Théâtre

KINK ou le BDSM démystifié

À l’entrée : un homme momifié. Au sous-sol : une femme, en dessous coquins, ajuste son rouge à lèvres, en toute tranquillité. Plus loin, la placière, cordes en main, vous attend pour vous guider. Non, vous n’êtes pas ici dans un quelconque donjon, mais bien à l’Espace Libre, qui présente ces jours-ci KINK, une expérience théâtrale sur le BDSM (bondage, discipline, sadisme, masochisme), mesdames et messieurs.

Précisons-le d’emblée : non, il n’y a pas ici de nudité. Vous ne subirez aucune souffrance. Même qu’en toute franchise, vous ne serez probablement pas trop émoustillé. Parce que KINK n’est pas un spectacle érotique, mais plutôt une « expérience performative » qui propose une réflexion sur le jeu théâtral et le jeu sexuel, le désir, les fantasmes, la communication et, par-dessus tout, le consentement. Une réflexion assez essentielle, finalement, sur fond de masque de chien, de lanières de cuir et de lames de couteaux, certes.

Au menu : des performances, des témoignages et, oui, la participation du public. Mais jamais forcée.
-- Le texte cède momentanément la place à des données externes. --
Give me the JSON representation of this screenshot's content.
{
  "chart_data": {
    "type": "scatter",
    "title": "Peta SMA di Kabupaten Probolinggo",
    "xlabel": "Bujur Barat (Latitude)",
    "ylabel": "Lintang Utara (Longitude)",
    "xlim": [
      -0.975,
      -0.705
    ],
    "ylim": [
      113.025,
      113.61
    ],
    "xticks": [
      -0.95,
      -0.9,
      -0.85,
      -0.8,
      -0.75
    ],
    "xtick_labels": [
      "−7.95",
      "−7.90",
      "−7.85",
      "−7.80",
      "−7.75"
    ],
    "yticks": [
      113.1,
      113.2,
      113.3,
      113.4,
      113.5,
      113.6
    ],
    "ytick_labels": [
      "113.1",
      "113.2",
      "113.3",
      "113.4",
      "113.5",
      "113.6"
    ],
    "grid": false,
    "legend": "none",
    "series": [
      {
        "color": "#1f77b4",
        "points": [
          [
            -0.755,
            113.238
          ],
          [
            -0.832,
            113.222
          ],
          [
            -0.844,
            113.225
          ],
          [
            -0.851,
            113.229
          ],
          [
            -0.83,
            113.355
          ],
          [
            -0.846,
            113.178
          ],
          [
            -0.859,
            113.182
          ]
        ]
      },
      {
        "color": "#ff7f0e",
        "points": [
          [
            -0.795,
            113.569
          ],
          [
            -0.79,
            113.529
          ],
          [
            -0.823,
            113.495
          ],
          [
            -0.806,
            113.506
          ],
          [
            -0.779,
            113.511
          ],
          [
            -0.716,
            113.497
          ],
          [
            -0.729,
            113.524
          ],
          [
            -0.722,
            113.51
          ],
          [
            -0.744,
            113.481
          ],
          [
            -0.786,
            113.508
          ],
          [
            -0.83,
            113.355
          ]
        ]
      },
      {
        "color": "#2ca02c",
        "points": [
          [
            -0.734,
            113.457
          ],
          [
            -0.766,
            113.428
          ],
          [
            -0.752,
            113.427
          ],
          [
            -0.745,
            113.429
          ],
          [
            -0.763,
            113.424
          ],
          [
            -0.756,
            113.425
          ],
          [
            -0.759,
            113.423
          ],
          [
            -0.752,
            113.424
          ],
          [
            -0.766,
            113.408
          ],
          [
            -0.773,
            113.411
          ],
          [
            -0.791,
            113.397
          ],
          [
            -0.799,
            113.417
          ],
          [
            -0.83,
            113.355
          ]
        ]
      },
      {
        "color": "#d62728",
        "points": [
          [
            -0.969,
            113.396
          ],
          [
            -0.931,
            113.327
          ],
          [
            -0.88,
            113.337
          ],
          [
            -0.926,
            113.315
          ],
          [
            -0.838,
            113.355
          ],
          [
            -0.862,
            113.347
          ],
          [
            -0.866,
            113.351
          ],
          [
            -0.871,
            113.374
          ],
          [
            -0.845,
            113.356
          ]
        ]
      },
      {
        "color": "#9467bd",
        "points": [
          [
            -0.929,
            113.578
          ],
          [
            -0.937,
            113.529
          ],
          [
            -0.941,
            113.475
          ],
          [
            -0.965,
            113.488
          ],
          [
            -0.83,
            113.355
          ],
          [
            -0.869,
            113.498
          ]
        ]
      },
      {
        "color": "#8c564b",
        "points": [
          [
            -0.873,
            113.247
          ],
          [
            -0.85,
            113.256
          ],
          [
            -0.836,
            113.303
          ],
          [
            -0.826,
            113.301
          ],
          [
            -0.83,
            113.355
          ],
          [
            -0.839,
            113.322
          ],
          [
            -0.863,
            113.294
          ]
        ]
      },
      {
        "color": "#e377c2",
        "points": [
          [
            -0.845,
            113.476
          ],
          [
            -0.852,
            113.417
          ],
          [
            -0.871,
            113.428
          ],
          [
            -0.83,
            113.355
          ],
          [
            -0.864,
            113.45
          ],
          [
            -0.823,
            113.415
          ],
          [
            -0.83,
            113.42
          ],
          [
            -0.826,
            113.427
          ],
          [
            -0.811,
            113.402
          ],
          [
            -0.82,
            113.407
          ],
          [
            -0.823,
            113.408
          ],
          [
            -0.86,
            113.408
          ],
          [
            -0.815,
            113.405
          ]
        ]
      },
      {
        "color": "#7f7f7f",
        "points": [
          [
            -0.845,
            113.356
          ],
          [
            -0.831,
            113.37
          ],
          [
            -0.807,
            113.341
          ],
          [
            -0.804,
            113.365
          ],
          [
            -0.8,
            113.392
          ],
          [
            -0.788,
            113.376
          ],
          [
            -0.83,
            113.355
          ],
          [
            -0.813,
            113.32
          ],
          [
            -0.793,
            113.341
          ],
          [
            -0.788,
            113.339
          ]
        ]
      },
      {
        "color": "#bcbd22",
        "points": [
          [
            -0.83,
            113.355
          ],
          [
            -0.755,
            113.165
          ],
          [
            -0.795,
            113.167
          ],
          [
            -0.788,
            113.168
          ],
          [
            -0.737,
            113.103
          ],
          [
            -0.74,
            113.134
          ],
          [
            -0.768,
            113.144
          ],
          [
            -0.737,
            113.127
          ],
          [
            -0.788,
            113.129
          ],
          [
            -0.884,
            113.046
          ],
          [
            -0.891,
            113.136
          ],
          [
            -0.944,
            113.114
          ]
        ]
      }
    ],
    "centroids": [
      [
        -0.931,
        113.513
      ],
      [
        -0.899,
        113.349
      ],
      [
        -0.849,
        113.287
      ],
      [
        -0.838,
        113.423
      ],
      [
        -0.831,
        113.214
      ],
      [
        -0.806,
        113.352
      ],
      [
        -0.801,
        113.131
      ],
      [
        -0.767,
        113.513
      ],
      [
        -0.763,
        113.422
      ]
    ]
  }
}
À la question : « Veux-tu jouer avec moi ? », posée des dizaines de fois tout au long du spectacle, le spectateur a toujours le loisir de dire non. De demander des précisions. De savoir où s’arrête sa participation. Parce que c’est le fondement du consentement, et, vous l’aurez deviné, du BDSM.

Les deux créateurs du projet, Frédéric Sasseville-Painchaud et Pascale St-Onge (ce n’est pas un couple, prennent-ils soin de préciser), se sont connus à l’école de théâtre (lui en mise en scène, elle en écriture). C’est là qu’ils ont découvert qu’ils étaient tous deux adeptes et qu’est née l’idée de faire du BDSM une création théâtrale.
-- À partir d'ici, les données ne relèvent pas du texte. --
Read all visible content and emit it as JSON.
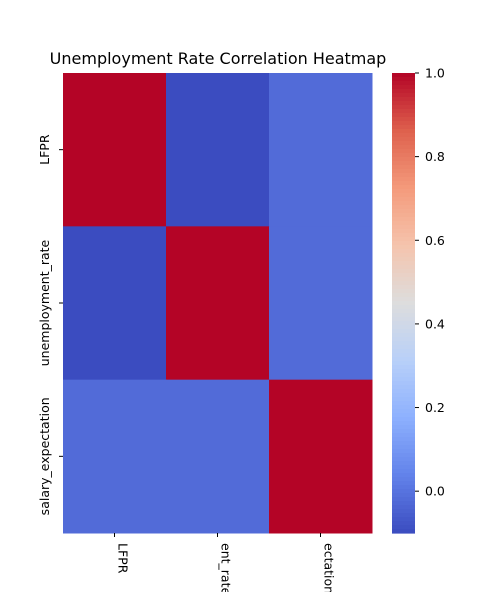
{
  "chart_data": {
    "type": "heatmap",
    "title": "Unemployment Rate Correlation Heatmap",
    "x_categories": [
      "LFPR",
      "unemployment_rate",
      "salary_expectation"
    ],
    "y_categories": [
      "LFPR",
      "unemployment_rate",
      "salary_expectation"
    ],
    "x_tick_labels_shown": [
      "LFPR",
      "ent_rate",
      "ectation"
    ],
    "values": [
      [
        1.0,
        -0.1,
        -0.02
      ],
      [
        -0.1,
        1.0,
        -0.02
      ],
      [
        -0.02,
        -0.02,
        1.0
      ]
    ],
    "colormap": "coolwarm",
    "vmin": -0.1,
    "vmax": 1.0,
    "colorbar_ticks": [
      "1.0",
      "0.8",
      "0.6",
      "0.4",
      "0.2",
      "0.0"
    ],
    "colorbar_tick_values": [
      1.0,
      0.8,
      0.6,
      0.4,
      0.2,
      0.0
    ]
  }
}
Objectif ? Au-delà du cuir et du latex, démystifier la pratique, en se concentrant sur l’« essence » de la relation entre les partenaires. « C’est la force du lien entre deux personnes qu’on trouvait intéressante, et pas tant la pratique en tant que telle », a expliqué Pascale St-Onge en entrevue la semaine dernière, à quelques jours de la première. Et cette « essence », c’est cela : une relation basée d’abord sur la confiance, la communication, l’expression de ses fantasmes, ses désirs, et enfin ses limites. Et vice-versa. Le tout dans le respect.
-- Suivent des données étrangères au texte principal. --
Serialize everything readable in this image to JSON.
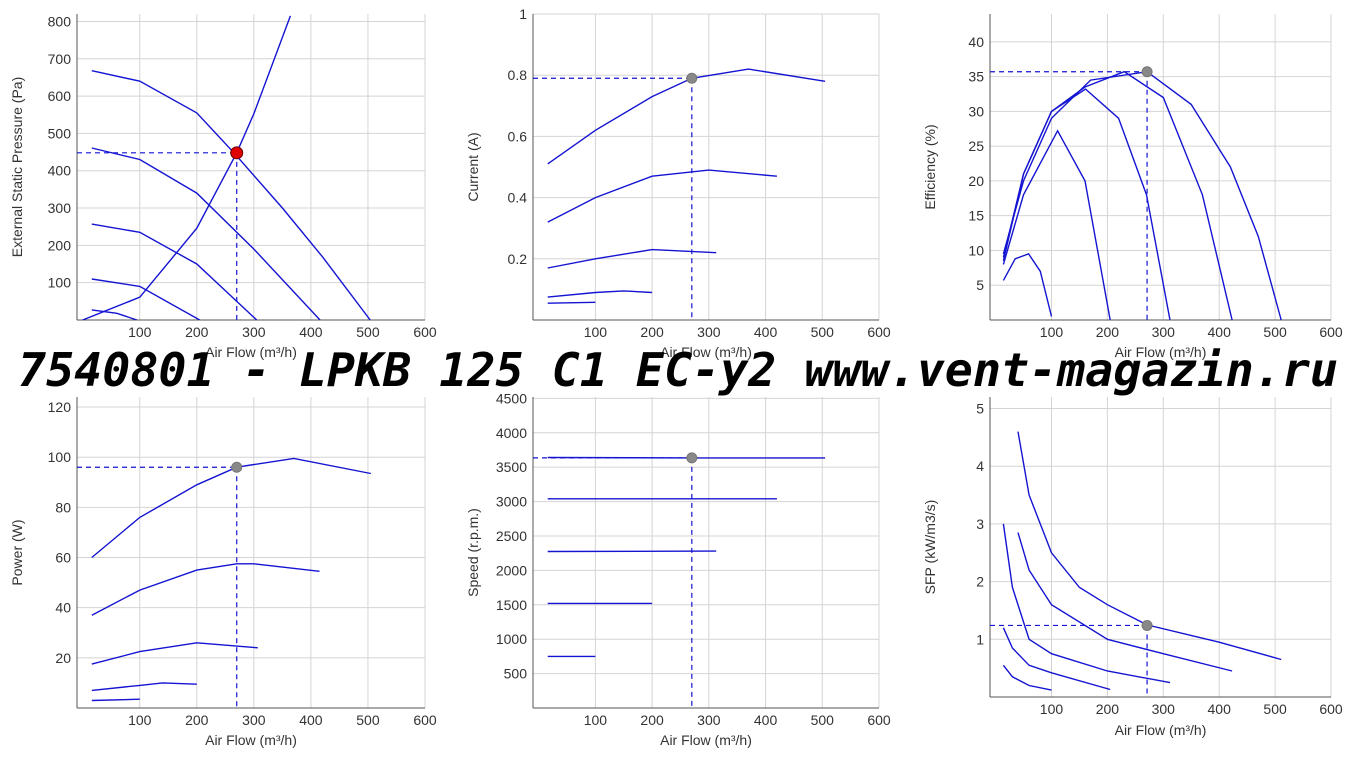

À cet effet, notez que le texte, d’une actualité criante, a été écrit bien avant la vague #metoo, quoiqu’en plein procès Ghomeshi.

C’est que la question du consentement transcende effectivement tous les thèmes présentés. Du début à la fin. D’entrée de jeu, les deux créateurs (qui sont aussi les seuls acteurs, hormis Sammi Bessette, aux cordes, dans une longue et dérangeante performance de ligotage, et Christophe Godon à la musique) proposent une série de « règles du jeu » au public : tout le monde a le droit de ne pas être « kinky » (adepte), tu as le droit de ne pas regarder, de sortir avant la fin, d’en vouloir moins, d’en vouloir plus, de dire non, de dire oui…

Ensuite s’enfilent les témoignages (poétiques) sur leurs parcours respectifs et souvent malhabiles (si tu n’es pas prêt à être soumis 24 heures sur 24, précise-le, a vite appris Frédéric), révélations sur leurs fantasmes (Frédéric est homosexuel, essentiellement soumis, Pascale pansexuelle, curieuse d’explorer son côté sadique), leurs limites (explicites : le sang, la merde, les animaux, le sexe non protégé), leurs impressions (« je suis excitée par la peur », « chaque marque est comme un trophée »). En alternance, les spectateurs consentants sont invités à sauter la clôture et à jouer à leur tour, en versant de la cire sur le dos de Frédéric, ou en démenottant Pascale.

Pour conclure, les deux personnages se questionnent sur leurs fantasmes, leur expression, leur réalisation. « On dit que j’ai des fantasmes tordus », confie Pascale, qui raconte ici s’être déjà fait sauvagement approcher par un homme, lors d’un voyage à Séville, qui pensait l’exciter en l’emmenant violemment dans les toilettes d’un restaurant. Sans lui demander son avis. Jamais. « J’avais rien demandé, conclut-elle. C’est pas mon genre de fantasme. Ce que j’aime, c’est savoir à qui je cède mon corps. » Une anecdote à méditer.

KINK est présentée par Frédéric Sasseville-Painchaud et Pascale St-Onge à l’Espace Libre jusqu’au 27 octobre. Représentations nocturnes les 26 et 27 à 22 h.